Я не сразу понял, что они не собирались меня топить — они просто тащили меня куда-то по воде, так быстро, что мне казалось, волны нагревались там, где проносились черные тела. Когда волна накрывала меня с головой, какой-нибудь человек-рыба поднимал меня повыше, чтобы я не захлебнулся. Наш путь длился, наверное, несколько часов, потом стая резко повернула к берегу. Не доплыв ста шагов, они бросили меня, развернулись и вместе с остальными исчезли под водой. Я же, сделав несколько отчаянных гребков, оказался на отмели, где и потерял сознание.
Котинскую бухту. Я остался в Котине и никогда больше не помышлял о возвращении в Дугонский лес. Что я мог рассказать там про свое исчезновение и про гибель троих моих товарищей? Что мы встретились с людьми-рыбами? Меня бы подняли на смех и строго наказали. Я и в Котине долгое время молчал, боясь, что меня сочтут сумасшедшим, а потом собрался жениться на местной и вот перед свадьбой-то и поведал ей… И что вы думаете? Она, конечно, разболтала всем своим соседкам, а те своим мужьям, но никто надо мной не смеялся. В Котине не просто верят в Человека-рыбу, они не сомневаются, что он существует. Ну и я, конечно, не сомневаюсь тоже.
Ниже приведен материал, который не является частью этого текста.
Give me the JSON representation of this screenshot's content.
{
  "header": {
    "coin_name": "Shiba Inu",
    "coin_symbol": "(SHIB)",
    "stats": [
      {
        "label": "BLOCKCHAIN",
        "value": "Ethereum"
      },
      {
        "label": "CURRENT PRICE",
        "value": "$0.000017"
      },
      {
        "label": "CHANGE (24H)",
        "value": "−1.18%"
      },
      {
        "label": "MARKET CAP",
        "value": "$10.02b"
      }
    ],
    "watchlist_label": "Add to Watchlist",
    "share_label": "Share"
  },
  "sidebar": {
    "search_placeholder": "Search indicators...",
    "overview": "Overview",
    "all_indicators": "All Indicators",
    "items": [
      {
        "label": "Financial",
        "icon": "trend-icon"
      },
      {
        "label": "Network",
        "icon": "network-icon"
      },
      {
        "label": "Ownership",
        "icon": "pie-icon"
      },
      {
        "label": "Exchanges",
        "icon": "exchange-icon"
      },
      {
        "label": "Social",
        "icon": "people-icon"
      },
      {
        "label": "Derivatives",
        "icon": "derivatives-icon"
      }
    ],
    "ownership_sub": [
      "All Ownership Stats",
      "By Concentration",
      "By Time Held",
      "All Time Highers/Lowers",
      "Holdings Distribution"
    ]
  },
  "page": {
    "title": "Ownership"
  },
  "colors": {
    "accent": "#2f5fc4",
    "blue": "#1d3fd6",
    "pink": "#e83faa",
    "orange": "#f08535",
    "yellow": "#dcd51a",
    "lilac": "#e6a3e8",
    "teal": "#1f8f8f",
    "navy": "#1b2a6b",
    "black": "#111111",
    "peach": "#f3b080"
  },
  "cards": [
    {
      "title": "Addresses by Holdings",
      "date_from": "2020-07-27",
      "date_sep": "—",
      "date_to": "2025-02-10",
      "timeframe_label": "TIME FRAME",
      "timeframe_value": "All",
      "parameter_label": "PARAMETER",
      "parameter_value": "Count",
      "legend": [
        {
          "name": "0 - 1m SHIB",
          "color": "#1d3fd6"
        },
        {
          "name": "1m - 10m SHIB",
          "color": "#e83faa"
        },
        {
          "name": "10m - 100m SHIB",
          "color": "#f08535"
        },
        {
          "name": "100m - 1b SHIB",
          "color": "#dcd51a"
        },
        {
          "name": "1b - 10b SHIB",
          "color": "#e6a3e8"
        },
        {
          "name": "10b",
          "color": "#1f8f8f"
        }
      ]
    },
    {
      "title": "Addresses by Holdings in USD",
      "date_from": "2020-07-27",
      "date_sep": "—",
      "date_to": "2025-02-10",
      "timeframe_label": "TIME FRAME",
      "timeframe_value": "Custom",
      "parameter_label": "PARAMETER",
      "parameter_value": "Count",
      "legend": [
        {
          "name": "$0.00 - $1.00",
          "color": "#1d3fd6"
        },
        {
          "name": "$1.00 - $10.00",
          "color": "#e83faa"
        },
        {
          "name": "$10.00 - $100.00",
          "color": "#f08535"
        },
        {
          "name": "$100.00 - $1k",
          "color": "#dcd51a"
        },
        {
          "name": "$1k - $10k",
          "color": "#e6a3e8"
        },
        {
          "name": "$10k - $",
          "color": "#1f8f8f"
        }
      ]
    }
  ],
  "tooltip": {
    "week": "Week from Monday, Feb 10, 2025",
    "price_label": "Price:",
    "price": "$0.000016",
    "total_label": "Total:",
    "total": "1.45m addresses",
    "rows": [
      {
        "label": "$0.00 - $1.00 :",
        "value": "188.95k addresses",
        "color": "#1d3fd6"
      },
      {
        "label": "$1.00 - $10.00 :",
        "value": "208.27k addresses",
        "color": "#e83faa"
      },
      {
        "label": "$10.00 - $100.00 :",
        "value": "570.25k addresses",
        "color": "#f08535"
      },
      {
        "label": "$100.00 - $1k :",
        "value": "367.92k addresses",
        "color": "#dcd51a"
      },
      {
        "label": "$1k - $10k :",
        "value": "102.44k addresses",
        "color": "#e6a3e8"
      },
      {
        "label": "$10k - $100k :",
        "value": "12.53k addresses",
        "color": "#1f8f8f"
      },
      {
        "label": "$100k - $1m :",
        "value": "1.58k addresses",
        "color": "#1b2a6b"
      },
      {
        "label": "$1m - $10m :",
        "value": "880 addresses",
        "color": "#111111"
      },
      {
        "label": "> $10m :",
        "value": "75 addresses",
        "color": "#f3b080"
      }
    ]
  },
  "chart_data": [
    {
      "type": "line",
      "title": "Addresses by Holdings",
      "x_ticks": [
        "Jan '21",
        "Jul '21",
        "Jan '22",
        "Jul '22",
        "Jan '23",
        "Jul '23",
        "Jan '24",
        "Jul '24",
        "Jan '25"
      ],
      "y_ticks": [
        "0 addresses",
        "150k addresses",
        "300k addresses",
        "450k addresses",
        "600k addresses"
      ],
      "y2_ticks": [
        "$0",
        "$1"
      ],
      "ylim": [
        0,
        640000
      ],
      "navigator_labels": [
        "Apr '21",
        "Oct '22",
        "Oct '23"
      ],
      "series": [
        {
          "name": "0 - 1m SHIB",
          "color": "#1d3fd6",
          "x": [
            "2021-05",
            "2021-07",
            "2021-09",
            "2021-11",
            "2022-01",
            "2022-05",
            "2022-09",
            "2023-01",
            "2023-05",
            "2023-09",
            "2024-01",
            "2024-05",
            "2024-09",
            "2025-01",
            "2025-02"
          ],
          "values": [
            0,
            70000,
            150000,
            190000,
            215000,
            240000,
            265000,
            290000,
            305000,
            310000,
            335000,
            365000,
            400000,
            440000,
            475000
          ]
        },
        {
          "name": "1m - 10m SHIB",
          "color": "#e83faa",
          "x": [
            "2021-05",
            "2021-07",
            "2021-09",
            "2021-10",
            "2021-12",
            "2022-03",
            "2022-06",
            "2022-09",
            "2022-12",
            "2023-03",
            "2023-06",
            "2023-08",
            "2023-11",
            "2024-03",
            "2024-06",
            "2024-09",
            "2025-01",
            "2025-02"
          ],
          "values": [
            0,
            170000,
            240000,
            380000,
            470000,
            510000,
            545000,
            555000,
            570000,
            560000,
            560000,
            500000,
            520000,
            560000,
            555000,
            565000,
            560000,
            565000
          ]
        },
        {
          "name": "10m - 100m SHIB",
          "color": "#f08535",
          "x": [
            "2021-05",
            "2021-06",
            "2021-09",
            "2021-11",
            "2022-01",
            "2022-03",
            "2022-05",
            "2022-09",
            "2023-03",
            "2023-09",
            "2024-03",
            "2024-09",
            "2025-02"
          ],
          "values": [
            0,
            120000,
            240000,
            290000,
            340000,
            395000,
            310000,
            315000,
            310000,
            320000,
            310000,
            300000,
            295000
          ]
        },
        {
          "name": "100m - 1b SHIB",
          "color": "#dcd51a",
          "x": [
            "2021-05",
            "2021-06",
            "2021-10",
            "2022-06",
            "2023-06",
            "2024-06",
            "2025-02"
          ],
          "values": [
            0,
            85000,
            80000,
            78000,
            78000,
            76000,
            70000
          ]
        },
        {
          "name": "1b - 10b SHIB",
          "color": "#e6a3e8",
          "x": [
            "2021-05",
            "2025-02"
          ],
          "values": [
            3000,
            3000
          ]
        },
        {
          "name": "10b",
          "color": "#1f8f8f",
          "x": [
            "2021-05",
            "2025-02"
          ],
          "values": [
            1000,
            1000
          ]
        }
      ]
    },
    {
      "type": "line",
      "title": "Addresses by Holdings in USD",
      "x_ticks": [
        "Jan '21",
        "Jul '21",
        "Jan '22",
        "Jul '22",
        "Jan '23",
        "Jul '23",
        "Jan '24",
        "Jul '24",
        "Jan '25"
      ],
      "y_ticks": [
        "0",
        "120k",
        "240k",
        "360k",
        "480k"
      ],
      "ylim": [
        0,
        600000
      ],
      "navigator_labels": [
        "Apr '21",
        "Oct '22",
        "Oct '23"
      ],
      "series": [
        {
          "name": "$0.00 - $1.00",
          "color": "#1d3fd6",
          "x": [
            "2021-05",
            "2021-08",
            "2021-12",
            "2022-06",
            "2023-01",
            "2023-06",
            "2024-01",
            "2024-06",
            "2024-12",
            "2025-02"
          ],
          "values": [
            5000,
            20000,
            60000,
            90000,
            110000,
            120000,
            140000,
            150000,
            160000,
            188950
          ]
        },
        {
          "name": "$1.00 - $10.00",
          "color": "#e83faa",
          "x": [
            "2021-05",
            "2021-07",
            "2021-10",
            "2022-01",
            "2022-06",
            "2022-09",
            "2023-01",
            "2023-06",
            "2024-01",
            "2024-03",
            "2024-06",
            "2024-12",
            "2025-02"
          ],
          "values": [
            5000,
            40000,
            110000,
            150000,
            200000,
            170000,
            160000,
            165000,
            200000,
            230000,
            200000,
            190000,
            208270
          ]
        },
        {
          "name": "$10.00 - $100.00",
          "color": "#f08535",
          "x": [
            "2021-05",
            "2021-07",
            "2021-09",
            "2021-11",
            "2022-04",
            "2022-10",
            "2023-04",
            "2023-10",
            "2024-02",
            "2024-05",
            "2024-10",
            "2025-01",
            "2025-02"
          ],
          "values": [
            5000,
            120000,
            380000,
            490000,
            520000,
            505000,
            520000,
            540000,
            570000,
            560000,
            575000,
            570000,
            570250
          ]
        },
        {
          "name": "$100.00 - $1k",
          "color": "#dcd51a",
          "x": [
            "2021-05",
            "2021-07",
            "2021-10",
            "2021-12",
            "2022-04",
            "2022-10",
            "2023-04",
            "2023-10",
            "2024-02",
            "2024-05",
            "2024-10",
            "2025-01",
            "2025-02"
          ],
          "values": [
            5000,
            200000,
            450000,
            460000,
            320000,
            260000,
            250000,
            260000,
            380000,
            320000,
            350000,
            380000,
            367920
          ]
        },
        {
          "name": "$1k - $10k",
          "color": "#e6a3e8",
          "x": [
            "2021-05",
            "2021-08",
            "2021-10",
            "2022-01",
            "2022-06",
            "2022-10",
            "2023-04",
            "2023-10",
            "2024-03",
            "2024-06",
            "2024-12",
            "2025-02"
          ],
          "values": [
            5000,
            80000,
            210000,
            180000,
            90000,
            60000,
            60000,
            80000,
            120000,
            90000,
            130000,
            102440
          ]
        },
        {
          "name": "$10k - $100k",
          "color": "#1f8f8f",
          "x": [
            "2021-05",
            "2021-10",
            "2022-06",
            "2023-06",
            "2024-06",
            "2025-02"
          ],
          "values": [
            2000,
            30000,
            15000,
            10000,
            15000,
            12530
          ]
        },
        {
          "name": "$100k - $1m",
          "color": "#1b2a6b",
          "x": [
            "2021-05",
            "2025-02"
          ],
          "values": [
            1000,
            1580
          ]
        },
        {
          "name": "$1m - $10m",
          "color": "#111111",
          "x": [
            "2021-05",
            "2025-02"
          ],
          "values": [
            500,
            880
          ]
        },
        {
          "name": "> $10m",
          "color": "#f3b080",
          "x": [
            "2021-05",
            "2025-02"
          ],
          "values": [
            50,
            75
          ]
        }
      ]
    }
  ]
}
А потом в этих краях появились другие дугонцы, которым надоело заниматься разбоем. Теперь мы нанимаемся людей от разбойников охранять, бережем в дороге их жизни и добро. И я думаю: может быть, Человек-рыба знает об этом и не жалеет, что сохранил мне жизнь. А я все надеюсь, что встречу его еще раз и смогу отплатить добром за его доброту: он ведь не просто пожалел тогда меня, мальчишку, он ума мне прибавил и заставил начать другую жизнь, за которую мне нечего стыдиться. Так что на празднике я ему всегда ведро каби подношу.
Мы поблагодарили Ционэ за рассказ, хотя я, и, похоже, мои спутники не особенно поверили услышанному. Да и по лицам остальных охранников видно было, что слышат они эту историю не в первый раз, но верят не слишком. Но мне, по крайней мере, она помогла отвлечься от тревожных мыслей, которые становились все навязчивее по мере того, как мы приближались к Фолесо. Что ждет меня там? Неужели скоро я вернусь в храм Келлион?
Кроме того, я постоянно размышляла над тем, что сказал мне Готто на карнавале в Котине. Когда на утро после этого ко мне вернулась способность соображать (а произошло это не раньше полудня), воспоминание об этих словах обожгло меня сумасшедшей радостью. Ничто иное не имело значения: ни объятия Готто, ни возможность вернуться в храм звезды. Сидя у костра, я вдруг поняла то, что знала уже давно, но во что просто боялась верить. В любви каждая женщина становится ясновидящей… Печать молчания, которая сковывала мои уста рядом с Рейданом, должна быть сломлена: если он любит меня, мне нечего бояться; я расскажу ему о своей любви, и все будет хорошо. Но тут же холодным, отрезвляющим ушатом воды явилось воспоминание о ночном разговор на берегу моря перед въездом в Котин. Я ведь тогда почти открылась ему. Он не мог не понять… И все-таки он оттолкнул меня, оттолкнул, быть может, помимо своей воли — потому что уверен, что слишком стар для меня. Если бы я была старше, я придумала бы, как очаровать, как соблазнить, околдовать его, чтобы он отдался своему чувству. Но я действительно была слишком молода. Он взрослый, он мужчина, решать будет он… И снова страх услышать «нет» заставил меня молчать.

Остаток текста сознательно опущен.